Société

En Guadeloupe, la chute des icônes et des dinosaures

La politique n’est pas un héritage, c’est le peuple qui décide de ceux qui vont les représenter à la mairie de leur commune. Malheureusement, certains candidats ont l’outrecuidance de croire, parce qu’ils ont eu un proche, voire un très proche (mère ou père) qui a occupé un fauteuil de maire, que ce fauteuil leur revenait de droit au départ de ce dernier. C’est un calcul qui peut réserver de drôles de surprises.

Sous nos latitudes les filles et fils de, ne sont pas particulièrement nombreux, mais dans certaines communes on peut noter quelques dynasties qui règnent sur la gestion communale, ou du moins qui régnaient car un vent nouveau est passé par là.

A Basse-Terre, contre une coalition de circonstance, Marie-Luce Penchard, la fille de Lucette Michaux-Chevry n’a pas pu se maintenir à son poste. Son départ met fin à 25 ans de règne du clan Chevry à Basse-Terre. C’est André Atallah un socialiste cardiologue qui a pris le contrôle de la ville.

A Pointe-à-Pitre, coup dur pour le clan Bangou. Jacques le fils d’Henri qui fut maire pendant plus de 35 ans s’est vu écarté de la gestion municipale par l’avocat Harry Durimel (écologie) qui après des années de lutte est enfin arrivé à ses fins.

A Saint-François, c’est Laurent Bernier, le neveu de Lucien Bernier qui fut maire de la ville pendant des décennies qui a été renvoyé à ses chères études par un nouveau venu en politique : Bernard Pancrel, adoubé par le président de Région, Ary Chalus.

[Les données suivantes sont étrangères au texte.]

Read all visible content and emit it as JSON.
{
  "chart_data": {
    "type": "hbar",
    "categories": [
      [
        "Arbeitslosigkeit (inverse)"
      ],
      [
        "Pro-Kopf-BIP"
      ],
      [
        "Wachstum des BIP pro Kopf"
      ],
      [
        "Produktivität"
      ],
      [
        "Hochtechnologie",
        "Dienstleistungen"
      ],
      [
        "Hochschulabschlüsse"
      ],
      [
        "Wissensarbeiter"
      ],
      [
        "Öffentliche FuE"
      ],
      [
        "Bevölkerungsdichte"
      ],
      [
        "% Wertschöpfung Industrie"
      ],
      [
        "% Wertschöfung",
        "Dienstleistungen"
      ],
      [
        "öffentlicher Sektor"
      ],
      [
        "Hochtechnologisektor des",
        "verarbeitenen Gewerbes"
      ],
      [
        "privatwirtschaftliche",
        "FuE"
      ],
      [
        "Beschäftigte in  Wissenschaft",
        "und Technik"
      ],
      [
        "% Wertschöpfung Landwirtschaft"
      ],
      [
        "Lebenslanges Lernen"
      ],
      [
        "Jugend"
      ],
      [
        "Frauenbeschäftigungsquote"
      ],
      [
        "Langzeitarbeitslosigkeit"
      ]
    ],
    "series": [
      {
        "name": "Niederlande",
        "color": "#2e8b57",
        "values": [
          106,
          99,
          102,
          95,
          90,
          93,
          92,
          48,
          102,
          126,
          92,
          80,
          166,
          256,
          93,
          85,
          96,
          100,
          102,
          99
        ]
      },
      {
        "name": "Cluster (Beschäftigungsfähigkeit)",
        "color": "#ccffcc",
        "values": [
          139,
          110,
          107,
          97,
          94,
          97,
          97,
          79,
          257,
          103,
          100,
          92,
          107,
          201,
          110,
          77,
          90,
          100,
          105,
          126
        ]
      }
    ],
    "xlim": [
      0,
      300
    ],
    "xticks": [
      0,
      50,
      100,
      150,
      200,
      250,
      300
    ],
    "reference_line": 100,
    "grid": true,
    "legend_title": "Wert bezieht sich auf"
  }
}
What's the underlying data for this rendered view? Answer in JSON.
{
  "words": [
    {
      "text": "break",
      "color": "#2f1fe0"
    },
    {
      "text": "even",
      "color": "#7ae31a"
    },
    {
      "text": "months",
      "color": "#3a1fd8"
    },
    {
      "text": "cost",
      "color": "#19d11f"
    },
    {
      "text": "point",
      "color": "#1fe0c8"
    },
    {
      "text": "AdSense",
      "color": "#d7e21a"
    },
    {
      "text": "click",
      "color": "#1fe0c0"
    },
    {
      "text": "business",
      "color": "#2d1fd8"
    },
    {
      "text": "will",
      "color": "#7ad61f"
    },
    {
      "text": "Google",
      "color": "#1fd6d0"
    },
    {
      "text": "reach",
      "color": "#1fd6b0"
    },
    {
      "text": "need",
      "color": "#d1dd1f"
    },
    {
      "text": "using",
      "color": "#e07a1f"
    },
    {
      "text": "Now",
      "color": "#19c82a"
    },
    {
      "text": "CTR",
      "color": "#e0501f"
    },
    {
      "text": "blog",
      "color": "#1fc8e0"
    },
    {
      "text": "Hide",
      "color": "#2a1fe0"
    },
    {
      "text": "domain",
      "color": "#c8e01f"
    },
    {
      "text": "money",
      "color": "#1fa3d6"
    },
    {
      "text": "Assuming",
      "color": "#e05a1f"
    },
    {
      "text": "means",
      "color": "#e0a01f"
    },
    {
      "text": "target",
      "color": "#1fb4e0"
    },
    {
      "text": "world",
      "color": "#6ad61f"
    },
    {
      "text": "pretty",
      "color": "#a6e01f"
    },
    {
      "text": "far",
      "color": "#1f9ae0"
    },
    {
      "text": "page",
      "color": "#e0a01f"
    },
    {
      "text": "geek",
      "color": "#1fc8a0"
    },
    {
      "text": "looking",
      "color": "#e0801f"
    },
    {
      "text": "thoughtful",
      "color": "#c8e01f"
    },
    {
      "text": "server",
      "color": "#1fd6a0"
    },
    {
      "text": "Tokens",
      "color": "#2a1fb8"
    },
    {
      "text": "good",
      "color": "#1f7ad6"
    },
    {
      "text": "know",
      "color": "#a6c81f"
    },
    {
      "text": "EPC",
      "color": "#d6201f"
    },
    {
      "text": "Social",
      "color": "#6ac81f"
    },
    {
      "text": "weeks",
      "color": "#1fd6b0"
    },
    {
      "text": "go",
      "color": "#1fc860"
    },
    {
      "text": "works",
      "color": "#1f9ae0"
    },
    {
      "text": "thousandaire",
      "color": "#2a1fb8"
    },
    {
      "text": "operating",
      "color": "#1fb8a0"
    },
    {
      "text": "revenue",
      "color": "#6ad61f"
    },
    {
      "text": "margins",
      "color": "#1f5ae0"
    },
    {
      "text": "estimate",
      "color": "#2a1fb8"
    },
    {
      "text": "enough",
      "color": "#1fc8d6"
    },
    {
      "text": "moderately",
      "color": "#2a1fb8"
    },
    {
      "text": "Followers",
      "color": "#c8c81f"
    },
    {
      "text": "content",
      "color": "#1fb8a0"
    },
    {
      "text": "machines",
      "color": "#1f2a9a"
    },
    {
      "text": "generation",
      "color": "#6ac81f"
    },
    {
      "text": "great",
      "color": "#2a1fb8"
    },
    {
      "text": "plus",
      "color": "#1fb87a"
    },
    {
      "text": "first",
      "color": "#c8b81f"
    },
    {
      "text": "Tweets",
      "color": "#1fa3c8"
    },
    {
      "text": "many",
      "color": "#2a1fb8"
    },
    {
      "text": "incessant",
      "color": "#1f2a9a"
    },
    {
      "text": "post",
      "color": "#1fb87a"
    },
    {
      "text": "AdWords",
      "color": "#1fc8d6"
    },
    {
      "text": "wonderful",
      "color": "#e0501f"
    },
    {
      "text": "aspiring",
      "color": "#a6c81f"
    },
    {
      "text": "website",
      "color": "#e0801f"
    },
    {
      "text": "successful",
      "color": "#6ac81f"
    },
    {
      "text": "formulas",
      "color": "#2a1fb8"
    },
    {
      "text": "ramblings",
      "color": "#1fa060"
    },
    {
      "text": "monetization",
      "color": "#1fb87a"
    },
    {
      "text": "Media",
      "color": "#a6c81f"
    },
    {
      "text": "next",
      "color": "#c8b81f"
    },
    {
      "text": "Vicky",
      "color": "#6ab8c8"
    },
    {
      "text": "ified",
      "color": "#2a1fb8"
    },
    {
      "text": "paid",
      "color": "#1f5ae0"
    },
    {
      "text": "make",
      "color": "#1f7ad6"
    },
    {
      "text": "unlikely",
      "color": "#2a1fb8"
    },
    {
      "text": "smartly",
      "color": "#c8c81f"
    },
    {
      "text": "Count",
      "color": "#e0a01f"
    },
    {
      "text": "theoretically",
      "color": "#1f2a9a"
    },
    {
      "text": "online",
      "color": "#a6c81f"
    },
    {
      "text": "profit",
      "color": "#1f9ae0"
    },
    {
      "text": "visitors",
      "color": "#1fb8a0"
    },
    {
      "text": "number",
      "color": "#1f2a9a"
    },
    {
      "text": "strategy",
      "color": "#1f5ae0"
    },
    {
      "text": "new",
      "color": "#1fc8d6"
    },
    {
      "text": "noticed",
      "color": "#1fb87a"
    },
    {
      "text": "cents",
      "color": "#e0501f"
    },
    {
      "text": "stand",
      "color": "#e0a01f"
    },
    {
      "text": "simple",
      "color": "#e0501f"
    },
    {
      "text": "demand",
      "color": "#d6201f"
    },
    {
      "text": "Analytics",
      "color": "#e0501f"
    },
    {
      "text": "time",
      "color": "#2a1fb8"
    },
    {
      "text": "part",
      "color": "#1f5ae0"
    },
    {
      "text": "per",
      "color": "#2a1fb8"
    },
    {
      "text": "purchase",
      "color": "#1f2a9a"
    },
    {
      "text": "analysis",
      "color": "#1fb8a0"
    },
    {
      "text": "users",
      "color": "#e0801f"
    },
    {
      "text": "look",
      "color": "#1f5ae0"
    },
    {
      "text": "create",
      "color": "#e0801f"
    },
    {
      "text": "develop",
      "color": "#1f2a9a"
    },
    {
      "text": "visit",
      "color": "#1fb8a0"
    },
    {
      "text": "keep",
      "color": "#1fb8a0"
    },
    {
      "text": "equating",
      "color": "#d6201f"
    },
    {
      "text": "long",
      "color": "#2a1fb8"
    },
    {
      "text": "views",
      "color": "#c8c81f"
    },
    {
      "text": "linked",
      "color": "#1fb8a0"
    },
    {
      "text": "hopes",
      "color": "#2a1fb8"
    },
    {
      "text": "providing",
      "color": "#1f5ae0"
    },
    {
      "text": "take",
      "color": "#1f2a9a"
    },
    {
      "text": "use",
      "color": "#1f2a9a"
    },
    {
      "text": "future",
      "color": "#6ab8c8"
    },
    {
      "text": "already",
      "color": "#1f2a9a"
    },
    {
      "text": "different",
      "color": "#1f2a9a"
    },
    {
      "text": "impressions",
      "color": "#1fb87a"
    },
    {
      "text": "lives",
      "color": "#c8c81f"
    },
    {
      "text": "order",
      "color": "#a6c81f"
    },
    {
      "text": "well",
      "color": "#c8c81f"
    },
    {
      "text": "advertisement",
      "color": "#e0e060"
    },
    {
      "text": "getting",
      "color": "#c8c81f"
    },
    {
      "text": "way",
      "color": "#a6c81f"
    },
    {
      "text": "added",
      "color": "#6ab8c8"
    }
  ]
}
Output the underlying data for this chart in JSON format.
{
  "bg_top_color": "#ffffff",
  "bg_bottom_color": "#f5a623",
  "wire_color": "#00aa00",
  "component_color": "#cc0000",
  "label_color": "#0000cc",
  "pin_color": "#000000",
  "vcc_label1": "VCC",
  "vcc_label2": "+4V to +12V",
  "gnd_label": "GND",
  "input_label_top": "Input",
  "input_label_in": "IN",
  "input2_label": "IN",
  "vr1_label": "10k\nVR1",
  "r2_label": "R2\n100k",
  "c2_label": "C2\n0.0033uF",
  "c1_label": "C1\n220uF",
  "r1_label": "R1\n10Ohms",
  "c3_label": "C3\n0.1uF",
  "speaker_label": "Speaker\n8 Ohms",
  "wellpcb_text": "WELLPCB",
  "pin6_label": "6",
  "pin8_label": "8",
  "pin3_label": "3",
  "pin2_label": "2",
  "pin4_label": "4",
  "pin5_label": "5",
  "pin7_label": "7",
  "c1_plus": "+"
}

Aux Abymes, Eric Jalton, fils de Frédéric Jalton qui fut maire de la ville pendant des années a conservé son siège dès le premier tour, tout comme Ferdy Louisy le neveu de l’ancien maire François Louisy à Goyave.

Parmi ceux que l’on qualifie de dinosaures, deux ont conservé leur poste. Il s’agit de madame Jeanny Marc, maire de Deshaies, en place depuis plus de 20 ans et de madame Gabrielle Louis Carabin, maire de le Moule, en place depuis encore plus longtemps.

Parmi les perdants, il faut citer Luc Adémar, maire de Gourbeyre depuis 25 ans, défait par Claude Edmond et, Joel Beaugendre maire de Capesterre-Belle-eau, lui aussi maire de la ville depuis 25 ans, remplacé par le dynamique Jean-Philippe Courtois (35 ans).

Quand aux nouveaux venus, assez jeunes pour la plupart tels Loic Tonton à la Désirade ou Cédric Cornet qui a déboulonné les héritiers de Jacques Gillot à Gosier, ils font une entrée en force dans le paysage politique guadeloupéen. Cependant, quelques anciens après des années de lutte se voient tout de même récompensés. C’est le cas de Jean Bardail à Morne-à-l’eau et de Jean-Marie Hubert à Port-Louis.

La conclusion que l’on peut tirer de ces élections c’est que si la longévité en politique apporte une certaine expérience pour ne pas dire une certaine stabilité dans la gestion des affaires communales, les jeunes qui n’ont connu qu’un seul maire depuis leur naissance, ont certainement été pour beaucoup dans le renouvellement de la classe politique. Un enseignement que les maires élus devraient toujours avoir à l’esprit afin de ne pas prendre racine sur leur fauteuil de chef d’édilité.

A l’issue de cette consultation électorale on peut dire clairement qu’il y a en présence désormais deux forces politiques : le GUSR et le parti Socialiste.